Los dos Villier mayores, que ahora estaban hacia el final de la setentena, se miraron y asintieron.
—Debemos hablar —dijo Catherine Villier mientras masajeaba el cuello dolorido del hombre a quien había criado como hijo propio—. Quizá también en presencia de tu esposa.
—Eso no es necesario —interrumpió el padre—. El puede tomar la decisión, si cree que debe hacerlo.
—Tienes razón, esposo mío. A él le corresponde la decisión.
—¿De qué están hablando?
—Hijo mío, te hemos ocultado muchas cosas… cosas que al principio de tu vida podrían haberte perjudicado…
—¿Perjudicado?
—No por tu culpa, Jean–Pierre. Éramos un país ocupado, el enemigo en nuestro propio pueblo buscaba constantemente a los que en secreto y con violencia se oponían a los vencedores, y en muchos casos torturaban y encarcelaban a familias enteras que eran sospechosas.
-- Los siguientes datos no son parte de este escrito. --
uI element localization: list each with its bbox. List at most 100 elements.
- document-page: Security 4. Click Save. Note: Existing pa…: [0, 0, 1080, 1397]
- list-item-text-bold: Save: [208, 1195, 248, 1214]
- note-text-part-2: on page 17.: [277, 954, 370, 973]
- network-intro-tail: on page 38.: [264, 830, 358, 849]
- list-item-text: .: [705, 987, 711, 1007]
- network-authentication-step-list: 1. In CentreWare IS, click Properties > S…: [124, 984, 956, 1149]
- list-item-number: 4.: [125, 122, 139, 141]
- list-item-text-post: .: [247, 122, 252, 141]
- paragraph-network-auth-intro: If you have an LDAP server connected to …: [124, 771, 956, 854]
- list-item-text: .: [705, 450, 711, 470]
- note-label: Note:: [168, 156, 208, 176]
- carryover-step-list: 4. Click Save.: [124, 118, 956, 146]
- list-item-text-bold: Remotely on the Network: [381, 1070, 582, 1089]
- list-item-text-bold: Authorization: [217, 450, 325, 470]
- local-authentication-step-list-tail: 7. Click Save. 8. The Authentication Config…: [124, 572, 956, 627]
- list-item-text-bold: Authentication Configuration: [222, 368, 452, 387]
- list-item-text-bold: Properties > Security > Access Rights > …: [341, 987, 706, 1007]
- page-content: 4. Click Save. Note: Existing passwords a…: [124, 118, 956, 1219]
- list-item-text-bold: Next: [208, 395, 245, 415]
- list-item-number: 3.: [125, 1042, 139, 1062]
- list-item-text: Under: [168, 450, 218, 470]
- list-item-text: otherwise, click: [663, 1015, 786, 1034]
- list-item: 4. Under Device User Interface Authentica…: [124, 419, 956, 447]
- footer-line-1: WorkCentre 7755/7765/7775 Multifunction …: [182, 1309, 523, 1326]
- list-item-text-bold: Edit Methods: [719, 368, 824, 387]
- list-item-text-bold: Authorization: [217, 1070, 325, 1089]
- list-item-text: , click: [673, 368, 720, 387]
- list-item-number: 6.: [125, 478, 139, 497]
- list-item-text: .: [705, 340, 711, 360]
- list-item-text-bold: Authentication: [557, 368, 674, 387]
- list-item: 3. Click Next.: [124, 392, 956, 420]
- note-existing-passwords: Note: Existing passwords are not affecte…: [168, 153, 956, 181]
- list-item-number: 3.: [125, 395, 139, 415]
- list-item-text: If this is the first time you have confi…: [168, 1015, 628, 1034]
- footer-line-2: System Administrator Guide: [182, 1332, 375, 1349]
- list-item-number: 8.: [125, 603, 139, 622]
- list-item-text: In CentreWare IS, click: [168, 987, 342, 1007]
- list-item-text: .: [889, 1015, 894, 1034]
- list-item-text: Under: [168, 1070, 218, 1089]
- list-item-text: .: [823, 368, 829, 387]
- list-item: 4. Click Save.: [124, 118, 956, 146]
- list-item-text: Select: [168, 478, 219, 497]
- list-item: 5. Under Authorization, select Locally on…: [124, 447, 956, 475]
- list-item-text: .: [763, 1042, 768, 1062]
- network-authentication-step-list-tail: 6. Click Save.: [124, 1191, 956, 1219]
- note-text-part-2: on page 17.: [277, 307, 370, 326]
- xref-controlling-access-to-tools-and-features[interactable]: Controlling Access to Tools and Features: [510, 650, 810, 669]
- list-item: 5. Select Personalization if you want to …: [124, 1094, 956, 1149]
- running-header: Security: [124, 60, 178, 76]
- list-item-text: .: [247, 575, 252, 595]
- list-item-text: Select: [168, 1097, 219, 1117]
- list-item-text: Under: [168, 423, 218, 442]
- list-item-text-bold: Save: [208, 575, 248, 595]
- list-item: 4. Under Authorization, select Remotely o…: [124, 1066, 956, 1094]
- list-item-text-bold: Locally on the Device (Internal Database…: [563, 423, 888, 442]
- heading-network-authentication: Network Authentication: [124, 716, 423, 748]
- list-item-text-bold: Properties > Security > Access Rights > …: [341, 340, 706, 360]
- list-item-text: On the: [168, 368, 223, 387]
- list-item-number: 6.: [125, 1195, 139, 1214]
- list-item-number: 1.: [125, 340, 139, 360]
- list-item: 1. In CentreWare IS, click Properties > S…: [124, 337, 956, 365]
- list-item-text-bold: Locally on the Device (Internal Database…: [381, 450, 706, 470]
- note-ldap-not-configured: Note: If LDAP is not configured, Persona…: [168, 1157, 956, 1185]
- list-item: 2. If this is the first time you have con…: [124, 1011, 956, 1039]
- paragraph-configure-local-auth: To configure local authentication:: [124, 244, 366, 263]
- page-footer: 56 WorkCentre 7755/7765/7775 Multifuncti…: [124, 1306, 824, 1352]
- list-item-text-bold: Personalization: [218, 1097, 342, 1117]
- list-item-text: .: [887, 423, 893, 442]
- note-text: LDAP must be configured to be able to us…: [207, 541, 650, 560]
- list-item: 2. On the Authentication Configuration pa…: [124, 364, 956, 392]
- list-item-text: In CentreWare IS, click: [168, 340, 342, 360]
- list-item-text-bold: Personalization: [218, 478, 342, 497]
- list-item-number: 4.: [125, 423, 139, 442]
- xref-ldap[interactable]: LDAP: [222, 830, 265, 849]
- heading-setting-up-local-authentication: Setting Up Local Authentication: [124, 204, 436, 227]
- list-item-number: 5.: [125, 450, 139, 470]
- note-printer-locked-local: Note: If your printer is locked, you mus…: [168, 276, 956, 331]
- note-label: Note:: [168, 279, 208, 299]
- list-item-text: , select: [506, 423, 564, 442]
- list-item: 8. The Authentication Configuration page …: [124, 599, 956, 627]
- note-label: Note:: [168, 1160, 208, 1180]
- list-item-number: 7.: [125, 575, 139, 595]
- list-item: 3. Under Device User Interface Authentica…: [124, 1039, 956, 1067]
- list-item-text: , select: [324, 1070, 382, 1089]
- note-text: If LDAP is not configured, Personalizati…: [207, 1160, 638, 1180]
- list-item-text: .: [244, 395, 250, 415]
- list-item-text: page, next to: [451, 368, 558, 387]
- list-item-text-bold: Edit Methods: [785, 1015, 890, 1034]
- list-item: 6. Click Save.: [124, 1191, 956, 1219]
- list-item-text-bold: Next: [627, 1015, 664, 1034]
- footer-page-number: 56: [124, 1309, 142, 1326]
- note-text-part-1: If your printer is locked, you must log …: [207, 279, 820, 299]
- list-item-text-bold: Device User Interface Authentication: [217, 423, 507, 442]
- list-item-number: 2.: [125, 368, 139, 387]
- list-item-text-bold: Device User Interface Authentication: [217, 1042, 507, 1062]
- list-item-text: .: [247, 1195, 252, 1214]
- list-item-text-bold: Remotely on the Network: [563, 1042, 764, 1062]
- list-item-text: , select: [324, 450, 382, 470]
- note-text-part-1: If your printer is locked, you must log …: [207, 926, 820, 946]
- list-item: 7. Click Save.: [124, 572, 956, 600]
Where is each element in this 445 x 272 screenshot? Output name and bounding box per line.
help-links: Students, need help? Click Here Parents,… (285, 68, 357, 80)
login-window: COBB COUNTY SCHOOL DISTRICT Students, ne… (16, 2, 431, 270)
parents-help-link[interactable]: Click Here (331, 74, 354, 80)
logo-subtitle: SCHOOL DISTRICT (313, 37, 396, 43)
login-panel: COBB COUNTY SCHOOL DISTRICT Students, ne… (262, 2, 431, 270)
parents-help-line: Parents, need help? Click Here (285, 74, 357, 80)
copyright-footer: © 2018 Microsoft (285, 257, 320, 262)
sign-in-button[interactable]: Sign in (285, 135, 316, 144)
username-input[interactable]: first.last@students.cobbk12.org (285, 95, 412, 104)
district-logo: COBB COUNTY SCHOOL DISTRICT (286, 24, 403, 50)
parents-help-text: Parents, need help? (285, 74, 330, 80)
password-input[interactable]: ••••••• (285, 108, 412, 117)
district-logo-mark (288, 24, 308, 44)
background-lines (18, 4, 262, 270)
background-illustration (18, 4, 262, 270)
—Desde luego, la Resistencia.
—Por supuesto —convino el padre.
—Ustedes dos fueron parte de ese movimiento, así me lo dijeron, aunque nunca explicaron cuáles habían sido sus contribuciones.
—Es mejor olvidar aquello —dijo la madre—. Fue un período horrible… muchos que fueron condenados y castigados como colaboradores solamente estaban protegiendo a los seres amados, entre ellos a sus propios hijos.
—¡Pero el hombre de esta noche, ese vagabundo loco! ¡Se identificó de tal modo conmigo que dijo que yo era su hijo!… Acepto cierto grado de devoción excesiva —es parte de la profesión, por absurdo que pueda parecer—, ¿pero llegar al extremo de suicidarse ante mis ojos? ¡Qué locura!
—En efecto, él estaba loco, había perdido el juicio a causa de los padecimientos que soportó.
—¿Ustedes lo conocieron?
—Muy bien —replicó Julián Villier, el viejo actor—. Se llamaba Jean Pierre Jodelle, y otrora fue un promisorio barítono joven de la ópera, y nosotros, tu madre y yo, hicimos desesperados esfuerzos para encontrarlo después de la guerra. No encontramos el más mínimo rastro, y como sabíamos que había sido descubierto por los alemanes y enviado a un campo de concentración, supusimos que estaba muerto, y que, lo mismo que muchos miles más, no había quedado registro de su destino.
—¿Por qué intentaron encontrarlo? ¿Qué era para ustedes?
La única madre que Jean–Pierre hubiera conocido jamás se arrodilló al lado de la silla del camarín, y sus rasgos exquisitos sugirieron la gran estrella que había sido; los ojos verde azulados bajo los abundantes y suaves cabellos blancos se clavaron en los de Jean–Pierre. Habló en voz baja.
—No sólo para nosotros, hijo mío, sino también para ti. Fue tu padre natural.
—¡Oh, Dios mío!… Entonces, ustedes dos…
—Tu madre natural —agregó Villier pero, interrumpiendo tranquilamente al actor—, fue miembro de la Comédie…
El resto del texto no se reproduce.